Well, we’ve seen that GPT-3 can answer questions just by predicting what comes after a question. It learned this by learning from examples on the internet of people asking questions and other people answering them.
It’s answering questions as if it knows that it’s being asked a question and then answering the question but – and this is really important – it’s just producing text that is a prediction of what would come after the input text. The input text is a question so the statistical model says the next bit of text is an answer.

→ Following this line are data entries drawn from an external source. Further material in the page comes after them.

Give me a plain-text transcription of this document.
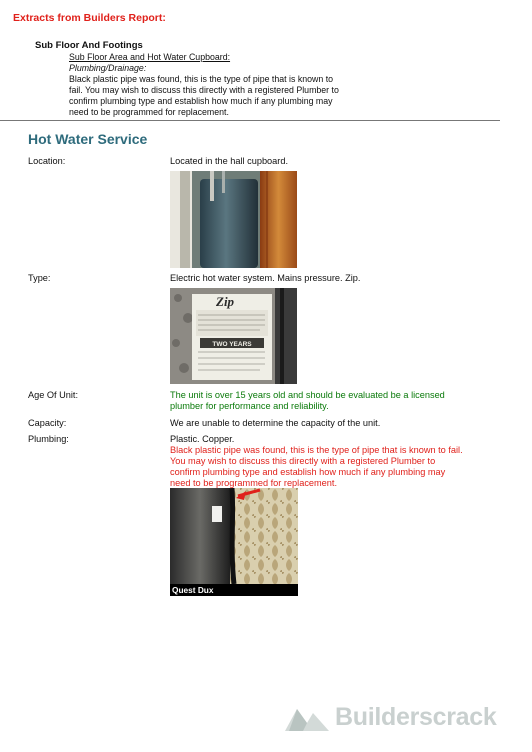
Extracts from Builders Report:
Sub Floor And Footings
Sub Floor Area and Hot Water Cupboard:
Plumbing/Drainage:
Black plastic pipe was found, this is the type of pipe that is known to
fail. You may wish to discuss this directly with a registered Plumber to
confirm plumbing type and establish how much if any plumbing may
need to be programmed for replacement.
Hot Water Service
Location:	Located in the hall cupboard.
Type:	Electric hot water system. Mains pressure. Zip.
TWO YEARS
Zip
Age Of Unit:	The unit is over 15 years old and should be evaluated be a licensed
plumber for performance and reliability.
Capacity:	We are unable to determine the capacity of the unit.
Plumbing:	Plastic. Copper.
Black plastic pipe was found, this is the type of pipe that is known to fail.
You may wish to discuss this directly with a registered Plumber to
confirm plumbing type and establish how much if any plumbing may
need to be programmed for replacement.
Quest Dux
Builderscrack
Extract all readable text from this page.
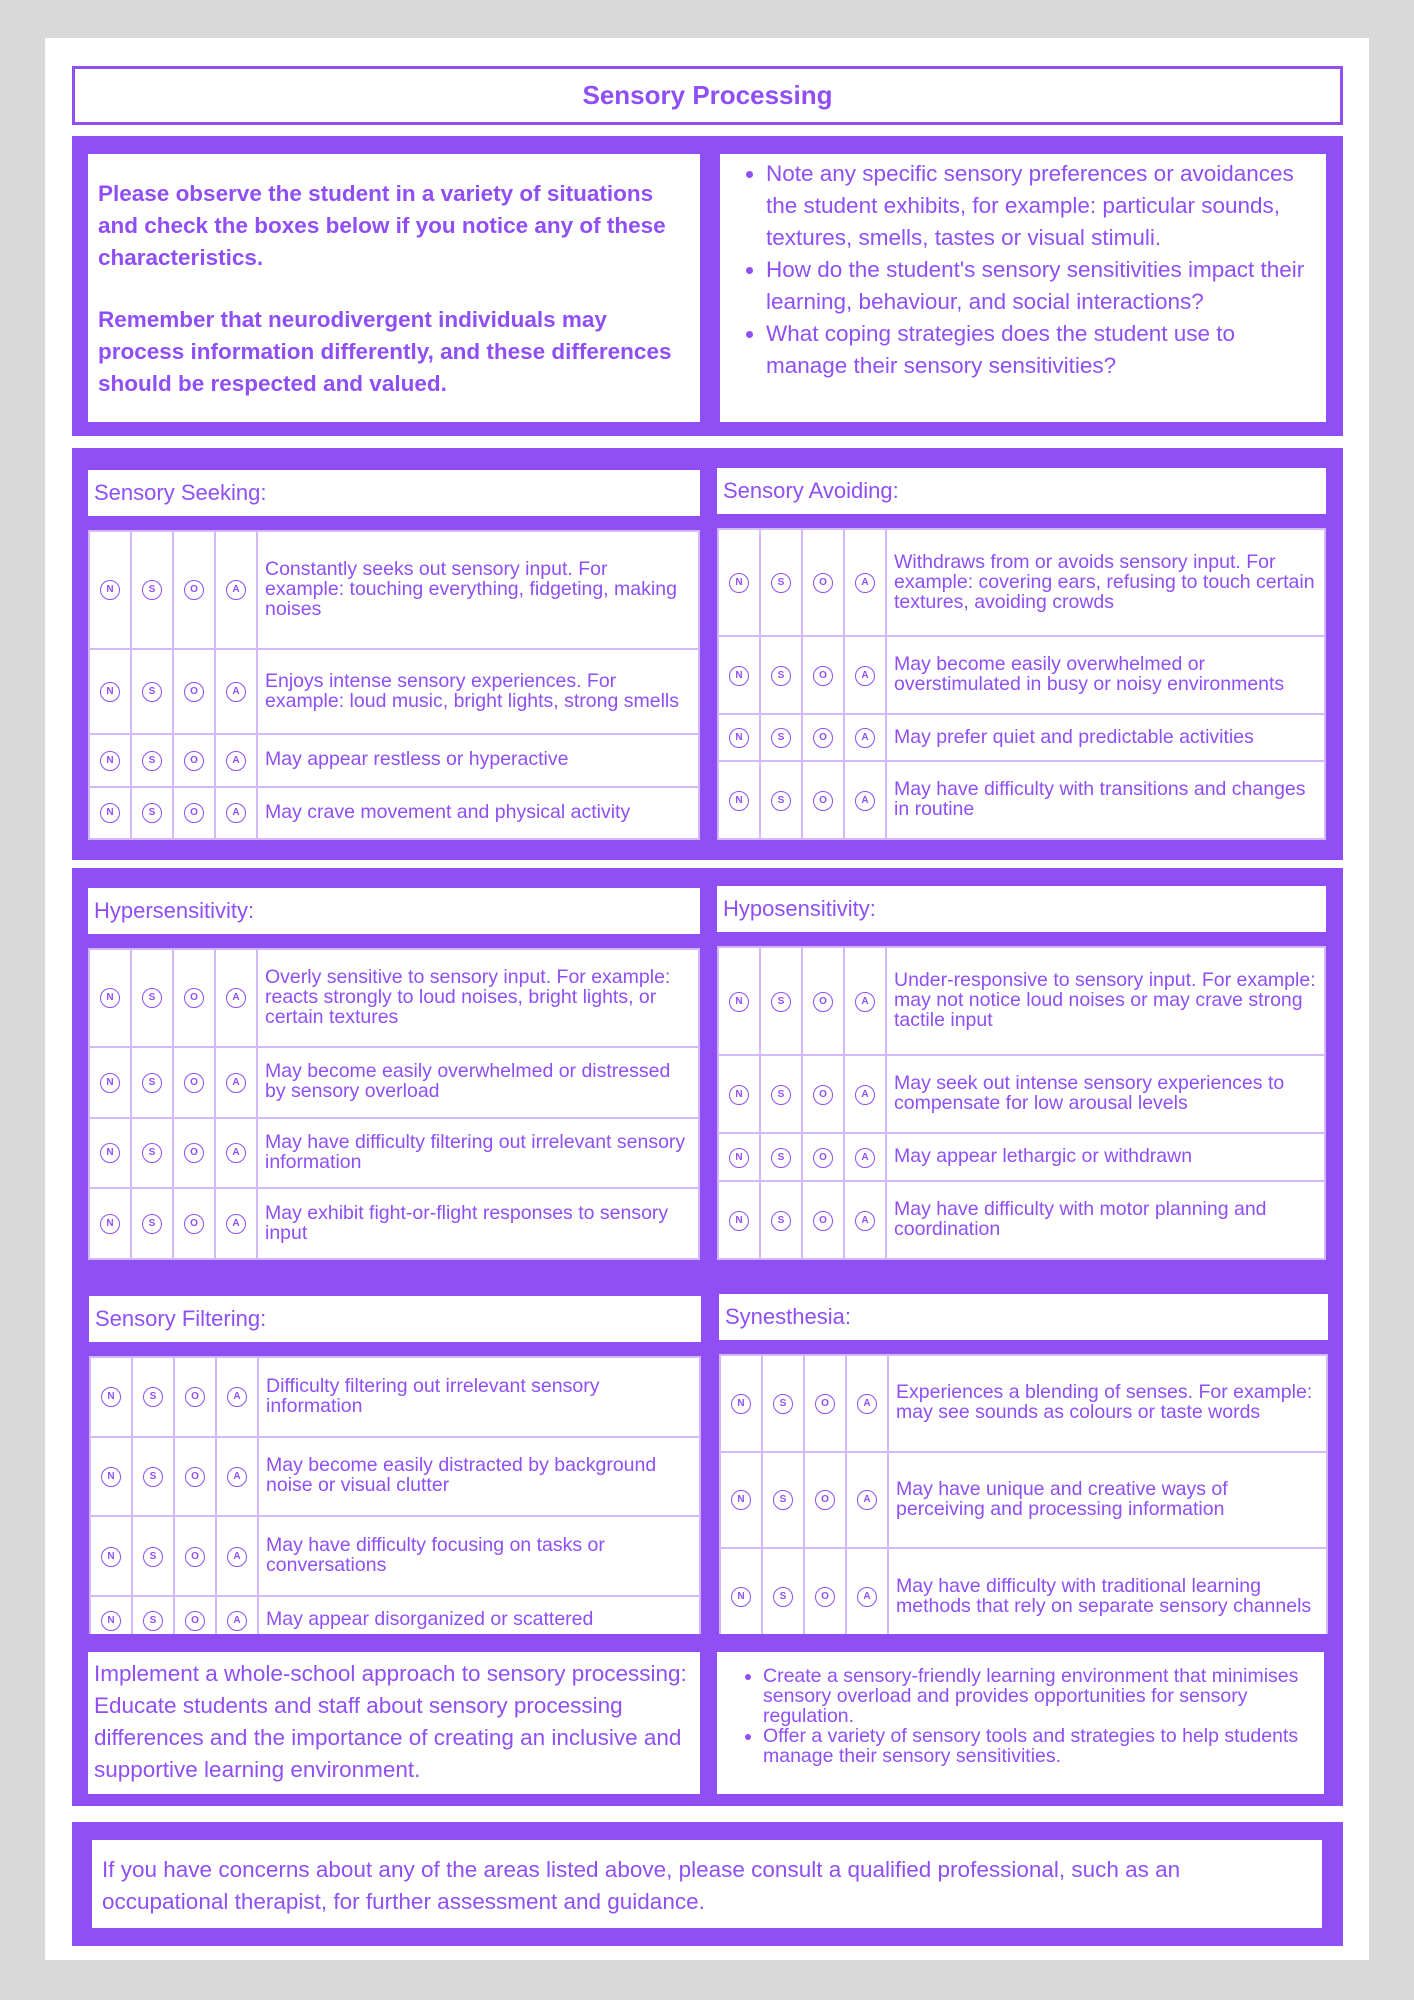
Sensory Processing

Please observe the student in a variety of situations and check the boxes below if you notice any of these characteristics.

Remember that neurodivergent individuals may process information differently, and these differences should be respected and valued.

• Note any specific sensory preferences or avoidances the student exhibits, for example: particular sounds, textures, smells, tastes or visual stimuli.
• How do the student's sensory sensitivities impact their learning, behaviour, and social interactions?
• What coping strategies does the student use to manage their sensory sensitivities?
Sensory Seeking:	Sensory Avoiding:
N	S	O	A	Constantly seeks out sensory input. For example: touching everything, fidgeting, making noises
N	S	O	A	Enjoys intense sensory experiences. For example: loud music, bright lights, strong smells
N	S	O	A	May appear restless or hyperactive
N	S	O	A	May crave movement and physical activity
N	S	O	A	Withdraws from or avoids sensory input. For example: covering ears, refusing to touch certain textures, avoiding crowds
N	S	O	A	May become easily overwhelmed or overstimulated in busy or noisy environments
N	S	O	A	May prefer quiet and predictable activities
N	S	O	A	May have difficulty with transitions and changes in routine
Hypersensitivity:	Hyposensitivity:
N	S	O	A	Overly sensitive to sensory input. For example: reacts strongly to loud noises, bright lights, or certain textures
N	S	O	A	May become easily overwhelmed or distressed by sensory overload
N	S	O	A	May have difficulty filtering out irrelevant sensory information
N	S	O	A	May exhibit fight-or-flight responses to sensory input
N	S	O	A	Under-responsive to sensory input. For example: may not notice loud noises or may crave strong tactile input
N	S	O	A	May seek out intense sensory experiences to compensate for low arousal levels
N	S	O	A	May appear lethargic or withdrawn
N	S	O	A	May have difficulty with motor planning and coordination
Sensory Filtering:	Synesthesia:
N	S	O	A	Difficulty filtering out irrelevant sensory information
N	S	O	A	May become easily distracted by background noise or visual clutter
N	S	O	A	May have difficulty focusing on tasks or conversations
N	S	O	A	May appear disorganized or scattered
N	S	O	A	Experiences a blending of senses. For example: may see sounds as colours or taste words
N	S	O	A	May have unique and creative ways of perceiving and processing information
N	S	O	A	May have difficulty with traditional learning methods that rely on separate sensory channels
Implement a whole-school approach to sensory processing: Educate students and staff about sensory processing differences and the importance of creating an inclusive and supportive learning environment.
• Create a sensory-friendly learning environment that minimises sensory overload and provides opportunities for sensory regulation.
• Offer a variety of sensory tools and strategies to help students manage their sensory sensitivities.
If you have concerns about any of the areas listed above, please consult a qualified professional, such as an occupational therapist, for further assessment and guidance.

So OpenAI decided to train a new model using GPT-3 as the starting point and train it some more (a lot more) to interact like a chat bot. I.e., to produce output text that matches very closely what the GPT-3 language model predicts is the “best” response. This also includes a huge amount of training to make sure it knows that racist/intolerant/etc answers are not good responses.

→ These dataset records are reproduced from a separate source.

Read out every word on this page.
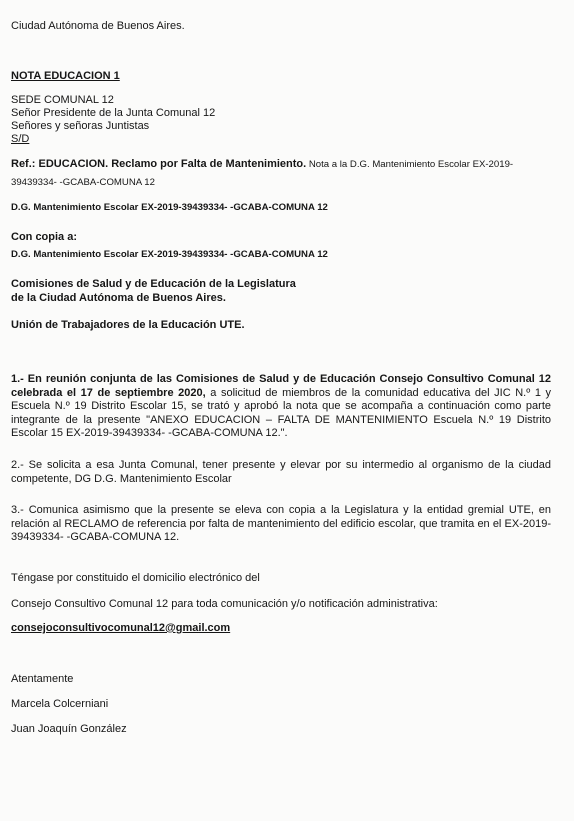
Ciudad Autónoma de Buenos Aires.
NOTA EDUCACION 1
SEDE COMUNAL 12
Señor Presidente de la Junta Comunal 12
Señores y señoras Juntistas
S/D
Ref.: EDUCACION. Reclamo por Falta de Mantenimiento. Nota a la D.G. Mantenimiento Escolar EX-2019-
39439334- -GCABA-COMUNA 12
D.G. Mantenimiento Escolar EX-2019-39439334- -GCABA-COMUNA 12
Con copia a:
D.G. Mantenimiento Escolar EX-2019-39439334- -GCABA-COMUNA 12
Comisiones de Salud y de Educación de la Legislatura
de la Ciudad Autónoma de Buenos Aires.
Unión de Trabajadores de la Educación UTE.
1.- En reunión conjunta de las Comisiones de Salud y de Educación Consejo Consultivo Comunal 12 celebrada el 17 de septiembre 2020, a solicitud de miembros de la comunidad educativa del JIC N.º 1 y Escuela N.º 19 Distrito Escolar 15, se trató y aprobó la nota que se acompaña a continuación como parte integrante de la presente "ANEXO EDUCACION – FALTA DE MANTENIMIENTO Escuela N.º 19 Distrito Escolar 15 EX-2019-39439334- -GCABA-COMUNA 12.".
2.- Se solicita a esa Junta Comunal, tener presente y elevar por su intermedio al organismo de la ciudad competente, DG D.G. Mantenimiento Escolar
3.- Comunica asimismo que la presente se eleva con copia a la Legislatura y la entidad gremial UTE, en relación al RECLAMO de referencia por falta de mantenimiento del edificio escolar, que tramita en el EX-2019-39439334- -GCABA-COMUNA 12.
Téngase por constituido el domicilio electrónico del
Consejo Consultivo Comunal 12 para toda comunicación y/o notificación administrativa:
consejoconsultivocomunal12@gmail.com
Atentamente
Marcela Colcerniani
Juan Joaquín González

They paid lots and lots of people all over the world to “talk” to ChatGPT and then rate ChatGPT’s responses. These ratings went back to OpenAI who were doing some clever things to train ChatGPT with this feedback.
One very important thing that OpenAI did to the language model was to teach it how to talk about itself and answer questions about itself. If you ask it what it is, it will tell you that it’s a language model. It’s important to understand that this is just training that’s been done to the language model. It could equally have been trained to tell people that it is a purple teapot living on Mars. It doesn’t “know” that it is ChatGPT any more than it “knows” who wrote A Midsummer Night’s Dream”. But it’s very convincing. Very very convincing.
So that’s how ChatGPT was created. The main take away is that it’s still just a predictive language model – it’s not aware of what it’s saying in any meaningful way.
Jeremy Rixon is a Senior Software Developer at the National Library of Australia. Between 2020-2022, he was Senior Developer for the post-launch enhancement phase of the National edeposit service (NED), working with all NSLA libraries in Australia.